Ayaz Pirani’s books include Happy You Are Here (The Word Works, 2016), Kabir’s Jacket Has a Thousand Pockets (Mawenzi House, 2019) and Bachelor of Art (Anstruther Press, 2020). His work recently appeared in The Malahat Review, ARC Poetry Magazine and The Antigonish Review. He lives near Monterey, California.

Toronto poet and essayist Maureen Scott Harris has published three collections of poetry: A Possible Landscape, Drowning Lessons (awarded the 2005 Trillium Book Award for Poetry), and Slow Curve Out. With the River Poets she leads poetry walks through Toronto parks.

Sarah Pinder is the author of Cutting Room (Coach House Books, 2012) and Common Place (Coach House Books, 2017). Her writing has been shortlisted for the Lambda Literary Awards, and included in magazines like Geist, Arc and Poetry is Dead. She lives in Toronto.

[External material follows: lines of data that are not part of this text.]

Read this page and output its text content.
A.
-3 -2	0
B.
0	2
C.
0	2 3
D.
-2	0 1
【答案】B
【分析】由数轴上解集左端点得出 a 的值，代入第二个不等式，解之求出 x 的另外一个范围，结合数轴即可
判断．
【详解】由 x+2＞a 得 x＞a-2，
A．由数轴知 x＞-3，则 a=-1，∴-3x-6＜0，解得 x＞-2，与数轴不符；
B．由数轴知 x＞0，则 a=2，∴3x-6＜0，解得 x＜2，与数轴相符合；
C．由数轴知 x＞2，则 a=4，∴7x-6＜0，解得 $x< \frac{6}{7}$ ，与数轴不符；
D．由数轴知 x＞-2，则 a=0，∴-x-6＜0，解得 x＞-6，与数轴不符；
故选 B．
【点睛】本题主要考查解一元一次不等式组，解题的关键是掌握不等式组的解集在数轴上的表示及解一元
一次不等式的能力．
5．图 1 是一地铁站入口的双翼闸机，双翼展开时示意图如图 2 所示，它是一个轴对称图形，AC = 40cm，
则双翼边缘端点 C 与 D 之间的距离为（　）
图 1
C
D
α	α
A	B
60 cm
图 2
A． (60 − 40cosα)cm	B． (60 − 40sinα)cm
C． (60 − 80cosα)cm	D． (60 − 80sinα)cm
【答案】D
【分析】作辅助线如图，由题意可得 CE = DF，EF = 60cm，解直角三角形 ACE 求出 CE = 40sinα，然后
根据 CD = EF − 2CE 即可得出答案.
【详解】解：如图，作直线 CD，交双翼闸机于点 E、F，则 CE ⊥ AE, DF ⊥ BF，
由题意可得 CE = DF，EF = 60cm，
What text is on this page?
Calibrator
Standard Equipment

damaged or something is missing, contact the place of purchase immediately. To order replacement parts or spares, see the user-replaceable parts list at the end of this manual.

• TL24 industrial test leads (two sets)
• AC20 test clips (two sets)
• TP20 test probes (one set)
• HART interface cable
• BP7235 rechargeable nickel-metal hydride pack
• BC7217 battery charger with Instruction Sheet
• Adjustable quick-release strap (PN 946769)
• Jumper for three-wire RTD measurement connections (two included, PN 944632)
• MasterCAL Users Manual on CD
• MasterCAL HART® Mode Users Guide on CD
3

Canisia Lubrin is the author of Voodoo Hypothesis and The Dyzgraphxst.

Bardia Sinaee was born in Tehran, Iran, and lives in Toronto. His first book is Intruder (Anansi, 2021).

Mark Truscott’s most recent book, Branches, won the inaugural Nelson Ball Prize. Newer poems appear in Fiddlehead and Posit, and others are forthcoming in Grain, Hampden-Sydney Poetry Review, New Quarterly, and Oversound.

R. Kolewe lives in Toronto.

He has published two collections of poetry, Afterletters (Book*hug 2014) and Inspecting Nostalgia (TalonBooks 2017) and several chapbooks, most recently The Wild Fox (Knife | Fork | Book 2021) and Like the noises alive people wear (above/ground 2019). A book-length poem, The Absence of Zero, is forthcoming from Book*hug later in 2021.

Anne Michaels is a novelist and poet. Her books are translated into more than fifty languages and have won dozens of international awards, including the Orange Prize, the Guardian Fiction Prize, and the Lannan Award for Fiction. Among many other honours, she has served as Toronto’s Poet Laureate. Her novel FUGITIVE PIECES was adapted as a feature film. Her most recent books include ALL WE SAW and INFINITE GRADATION.